58 Raiche

Media Coverage and Audience Reception of Disfigurement on Television

People with a lived experience of scarring have been at the heart of everything we do for a long time now.

Back in 2006, when we were known as the Healing Foundation, we commissioned Dr Claire Wardle and Dr Tammy Boyce from Cardiff University to explore the role of television in representing disfigurement and consider how representations might be improved.

The findings of their project, Media Coverage and Audience Reception of Disfigurement on Television, are as pertinent now as they were 15 years ago.

Based on the content analysis of 8,650 hours of television, 17 focus groups and interviews with 16 TV producers, the project found that:

  • People with a disfigurement are often positioned as the object of a voyeuristic gaze and rarely given a voice.
  • There are repeated patterns deployed in the representation of visible difference, for example, the association with evil, reclusiveness, and bitterness.
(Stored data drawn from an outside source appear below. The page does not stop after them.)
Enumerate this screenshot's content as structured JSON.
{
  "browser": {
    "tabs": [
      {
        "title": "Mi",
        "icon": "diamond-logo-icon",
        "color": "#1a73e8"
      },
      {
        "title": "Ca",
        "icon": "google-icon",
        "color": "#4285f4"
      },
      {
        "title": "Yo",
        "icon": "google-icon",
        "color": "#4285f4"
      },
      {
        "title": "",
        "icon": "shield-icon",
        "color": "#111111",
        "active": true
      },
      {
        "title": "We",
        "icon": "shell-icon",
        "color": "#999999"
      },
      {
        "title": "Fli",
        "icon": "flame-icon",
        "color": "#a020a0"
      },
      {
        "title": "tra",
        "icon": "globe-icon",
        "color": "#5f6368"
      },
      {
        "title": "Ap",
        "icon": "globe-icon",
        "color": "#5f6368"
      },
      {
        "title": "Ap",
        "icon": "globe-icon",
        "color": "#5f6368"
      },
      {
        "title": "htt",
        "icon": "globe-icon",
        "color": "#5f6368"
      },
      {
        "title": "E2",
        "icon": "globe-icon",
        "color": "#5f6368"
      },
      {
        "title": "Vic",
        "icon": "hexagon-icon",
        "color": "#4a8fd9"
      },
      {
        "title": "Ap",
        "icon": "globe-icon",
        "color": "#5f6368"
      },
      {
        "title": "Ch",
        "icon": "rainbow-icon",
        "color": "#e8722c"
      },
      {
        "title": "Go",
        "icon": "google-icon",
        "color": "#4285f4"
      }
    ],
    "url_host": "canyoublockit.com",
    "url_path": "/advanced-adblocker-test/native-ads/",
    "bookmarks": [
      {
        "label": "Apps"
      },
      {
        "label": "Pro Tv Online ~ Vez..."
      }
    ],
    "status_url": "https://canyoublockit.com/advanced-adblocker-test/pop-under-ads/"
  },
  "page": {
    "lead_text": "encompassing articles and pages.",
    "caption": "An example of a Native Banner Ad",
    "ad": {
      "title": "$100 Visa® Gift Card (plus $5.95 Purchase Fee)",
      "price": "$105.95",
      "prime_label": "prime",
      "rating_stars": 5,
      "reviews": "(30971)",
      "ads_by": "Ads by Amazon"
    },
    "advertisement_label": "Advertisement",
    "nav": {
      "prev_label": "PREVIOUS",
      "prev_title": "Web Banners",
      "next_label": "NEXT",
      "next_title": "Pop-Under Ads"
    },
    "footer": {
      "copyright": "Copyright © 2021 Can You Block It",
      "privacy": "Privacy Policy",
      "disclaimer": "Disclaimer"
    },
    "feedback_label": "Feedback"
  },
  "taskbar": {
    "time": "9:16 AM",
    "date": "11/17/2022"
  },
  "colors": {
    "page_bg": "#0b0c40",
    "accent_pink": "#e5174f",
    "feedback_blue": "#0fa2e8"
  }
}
As the new James Bond film, which features two ‘baddies’ with a facial disfigurement, has shown us, little has changed with regards to how the media represent people with scars and other visible differences.

Back in 2006, the recommendations of the project called for a more thoughtful use of scars in fictional storytelling and less reliance on the myths which surround disfigurement.

The reality is that most people with scars do not live in secret bunkers plotting world domination, as seen multiple times in James Bond films. Surely, it’s high time screenwriters think about including more incidental representations of disfigurement in drama? Characters who happen to have visible differences but are not defined by them. Characters with jobs, relationships, and fully rounded lives as real people with a visible difference have.